An ongoing battle between an animal rescue group and the Ascension Parish Animal Control Center came to a head Monday after an impassioned Facebook post from an animal rights activist led to the group being temporarily blocked from the shelter.
At the heart of the battle are two issues: taking of pictures of dogs and cats for an animal adoption Facebook page and the parish policies regarding the rescue of pit bulls.
Erin Carnline, vice president of Companion Animal Rescue Alliance, said that last week, two volunteers with the group went to the animal shelter, located on Airline Highway in Sorrento, to take a dog out of its kennel for a clear picture of its face, and were asked “if they had their rabies vaccinations.”
“They were told they could not take the larger-breed dogs out of the kennels to take pictures” … unless they had personal rabies vaccinations, said Carnline, who now lives in north Louisiana but remains active with CARA and helps administer its online volunteer effort.
Such pictures, she said, are posted to the Friends of the Ascension Parish Animal Shelter on Facebook.
Volunteers with CARA work to find homes for cats and dogs in Ascension Parish, as well in surrounding areas.
Michael LeBlanc, the supervisor of the shelter, said the CARA volunteers misunderstood what a shelter employee told them that day.
“It’s a judgment call for us, to a degree” about what dogs are suitable to take out of their kennels for pictures, LeBlanc said. “It’s all about safety. It’s a day-to-day operation with different dogs coming through.”
LeBlanc said he’s told workers at the shelter “if you suspect there’s any dog that has a potential to cause injuries,” then the shelter employee will ask the rescue volunteer to take the animal’s picture through the kennel cage.
“We never said they needed to get a rabies vaccination,” LeBlanc said.
Carnline, with CARA, said shelter employees also told CARA volunteers they could no longer take any pit bulls or pit bull mixes from the shelter and that only certified pit bull rescue groups could take the dogs.
By law in Ascension Parish, pit bulls are not adopted to the public from the parish shelter but can be taken by rescue groups for foster care and adoption.
“Right now, we’re the only rescue pulling pits” from that shelter, Carnline said. “We have 10 in foster homes.”
Virginia Smith, a Baton Rouge attorney representing CARA, said there are some rescue groups that specialize in pit bulls but “there’s no particular certification you go through.”
LeBlanc, with the shelter, said, “Step into my shoes. I want to say 90 percent of cases against people are pit bulls.”
He said his practice has been to ask rescue groups looking to provide foster homes for pit bulls to get the input of a particular Ascension Parish Sheriff’s deputy who has expertise in the breed.

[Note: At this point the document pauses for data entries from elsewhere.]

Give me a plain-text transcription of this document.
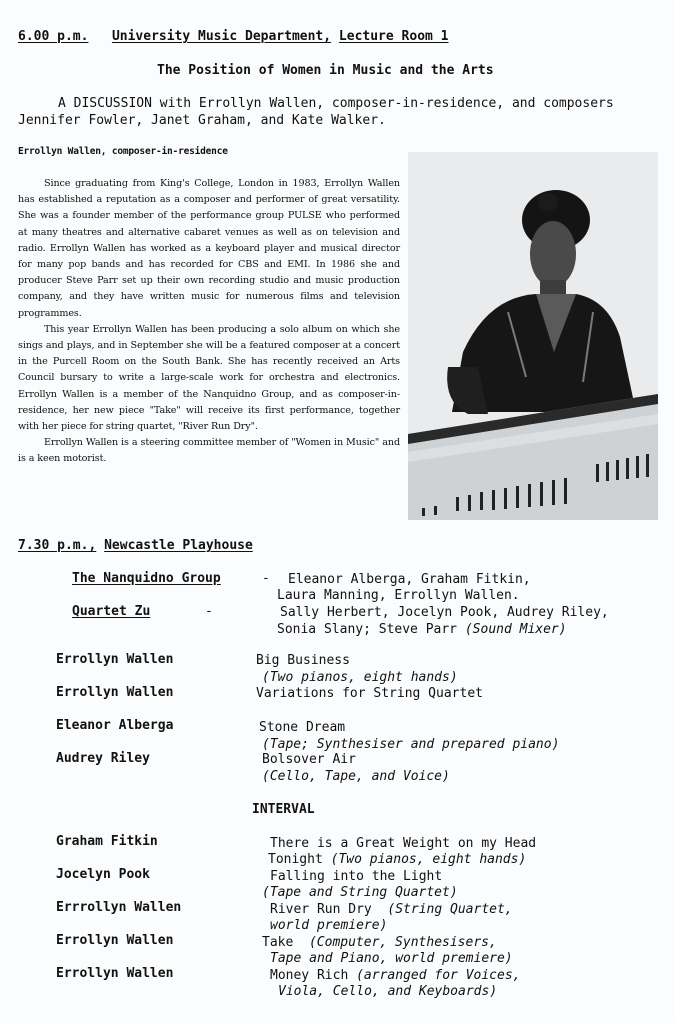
6.00 p.m. University Music Department, Lecture Room 1
The Position of Women in Music and the Arts
A DISCUSSION with Errollyn Wallen, composer-in-residence, and composers
Jennifer Fowler, Janet Graham, and Kate Walker.
Errollyn Wallen, composer-in-residence

Since graduating from King's College, London in 1983, Errollyn Wallen has established a reputation as a composer and performer of great versatility. She was a founder member of the performance group PULSE who performed at many theatres and alternative cabaret venues as well as on television and radio. Errollyn Wallen has worked as a keyboard player and musical director for many pop bands and has recorded for CBS and EMI. In 1986 she and producer Steve Parr set up their own recording studio and music production company, and they have written music for numerous films and television programmes.

This year Errollyn Wallen has been producing a solo album on which she sings and plays, and in September she will be a featured composer at a concert in the Purcell Room on the South Bank. She has recently received an Arts Council bursary to write a large-scale work for orchestra and electronics. Errollyn Wallen is a member of the Nanquidno Group, and as composer-in-residence, her new piece "Take" will receive its first performance, together with her piece for string quartet, "River Run Dry".

Errollyn Wallen is a steering committee member of "Women in Music" and is a keen motorist.

7.30 p.m., Newcastle Playhouse
The Nanquidno Group	- Eleanor Alberga, Graham Fitkin,
Laura Manning, Errollyn Wallen.
Quartet Zu	-	Sally Herbert, Jocelyn Pook, Audrey Riley,
Sonia Slany; Steve Parr (Sound Mixer)
Errollyn Wallen	Big Business
(Two pianos, eight hands)
Errollyn Wallen	Variations for String Quartet
Eleanor Alberga	Stone Dream
(Tape; Synthesiser and prepared piano)
Audrey Riley	Bolsover Air
(Cello, Tape, and Voice)
INTERVAL
Graham Fitkin	There is a Great Weight on my Head
Tonight (Two pianos, eight hands)
Jocelyn Pook	Falling into the Light
(Tape and String Quartet)
Errrollyn Wallen	River Run Dry (String Quartet,
world premiere)
Errollyn Wallen	Take (Computer, Synthesisers,
Tape and Piano, world premiere)
Errollyn Wallen	Money Rich (arranged for Voices,
Viola, Cello, and Keyboards)
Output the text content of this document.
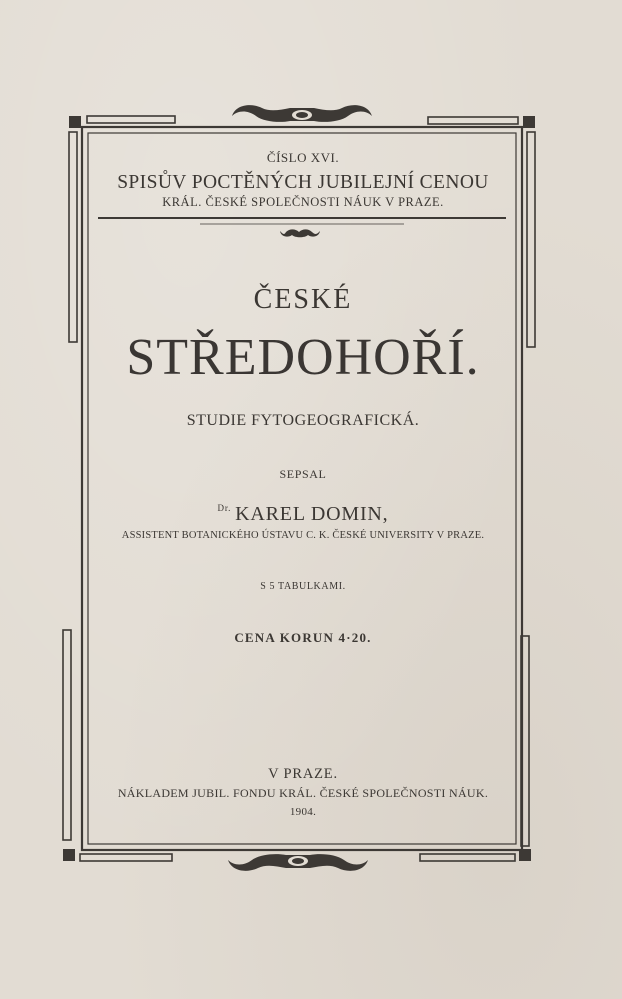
ČÍSLO XVI.
SPISŮV POCTĚNÝCH JUBILEJNÍ CENOU
KRÁL. ČESKÉ SPOLEČNOSTI NÁUK V PRAZE.
ČESKÉ
STŘEDOHOŘÍ.
STUDIE FYTOGEOGRAFICKÁ.
SEPSAL
$^{Dr.}$ KAREL DOMIN,
ASSISTENT BOTANICKÉHO ÚSTAVU C. K. ČESKÉ UNIVERSITY V PRAZE.
S 5 TABULKAMI.
CENA KORUN 4·20.
V PRAZE.
NÁKLADEM JUBIL. FONDU KRÁL. ČESKÉ SPOLEČNOSTI NÁUK.
1904.
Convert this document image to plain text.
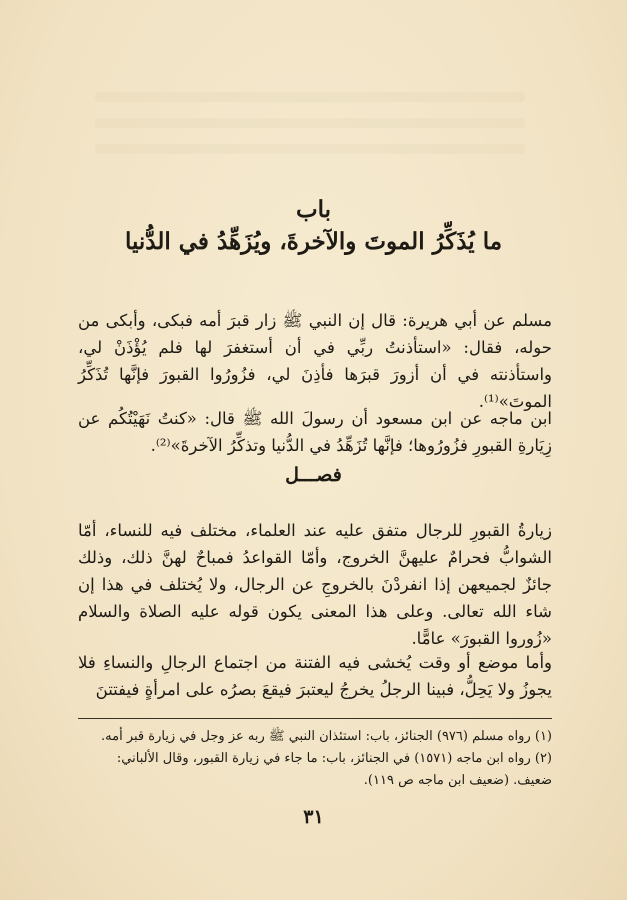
باب
ما يُذَكِّرُ الموتَ والآخرةَ، ويُزَهِّدُ في الدُّنيا

مسلم عن أبي هريرة: قال إن النبي ﷺ زار قبرَ أمه فبكى، وأبكى من حوله، فقال: «استأذنتُ ربِّي في أن أستغفرَ لها فلم يُؤْذَنْ لي، واستأذنته في أن أزورَ قبرَها فأذِنَ لي، فزُورُوا القبورَ فإنَّها تُذَكِّرُ الموتَ»⁽¹⁾.

ابن ماجه عن ابن مسعود أن رسولَ الله ﷺ قال: «كنتُ نَهَيْتُكُم عن زِيَارةِ القبورِ فزُورُوها؛ فإنَّها تُزَهِّدُ في الدُّنيا وتذكِّرُ الآخرةَ»⁽²⁾.

فصـــل

زيارةُ القبورِ للرجال متفق عليه عند العلماء، مختلف فيه للنساء، أمّا الشوابُّ فحرامٌ عليهنَّ الخروج، وأمّا القواعدُ فمباحٌ لهنَّ ذلك، وذلك جائزٌ لجميعهن إذا انفردْنَ بالخروجِ عن الرجال، ولا يُختلف في هذا إن شاء الله تعالى. وعلى هذا المعنى يكون قوله عليه الصلاة والسلام «زُوروا القبورَ» عامًّا.

وأما موضع أو وقت يُخشى فيه الفتنة من اجتماع الرجالِ والنساءِ فلا يجوزُ ولا يَحِلُّ، فبينا الرجلُ يخرجُ ليعتبرَ فيقعَ بصرُه على امرأةٍ فيفتتنَ

(١) رواه مسلم (٩٧٦) الجنائز، باب: استئذان النبي ﷺ ربه عز وجل في زيارة قبر أمه.

(٢) رواه ابن ماجه (١٥٧١) في الجنائز، باب: ما جاء في زيارة القبور، وقال الألباني: ضعيف. (ضعيف ابن ماجه ص ١١٩).

٣١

LeBlanc said he asked CARA that if they didn’t use the deputy’s input, to have someone with their group who “is certified to make that call” that the animal is not a behavior problem.
Smith, CARA’s attorney, said she emailed parish attorney O’Neil Parenton last week “asking (the parish) to restore access to all of the animals and give us some concrete rules, because they seem to change frequently.”
Parenton said Monday he had emailed Smith back and had hoped to have a meeting with the rescue group and other officials.
Later, he said, he learned of remarks made on Facebook by another CARA officer who mentioned, in effect, “bringing the wrath of God” on the shelter.
He said, in light of that, he spoke with Parish President Tommy Martinez and District Attorney Rickey Babin and told the shelter that CARA would be banned from taking animals from the shelter until all the matters are settled.
On Monday afternoon, CARA volunteers went to the shelter to take out two Chihuahas and were denied entry, Smith said.
She said she now expects to file suit against the parish, on behalf of CARA, in federal court in Baton Rouge in order to regain access to the shelter.
“As a member of the public, we are allowed to go into the shelter,” Smith said.
She also said the Facebook postings were on the private Facebook page of a CARA official.
LeBlanc said the two Chihuahas in question have been placed with a rescue group.
There was a firestorm about the two animals on Facebook on Monday, he said, and he “can’t fight” that kind of social media storm.
He said the number of animals taken in at the shelter, as well as the number of those euthanized, have fallen since the parish contracted with the LSU School of Veterinary Medicine to provide spays and neuters there.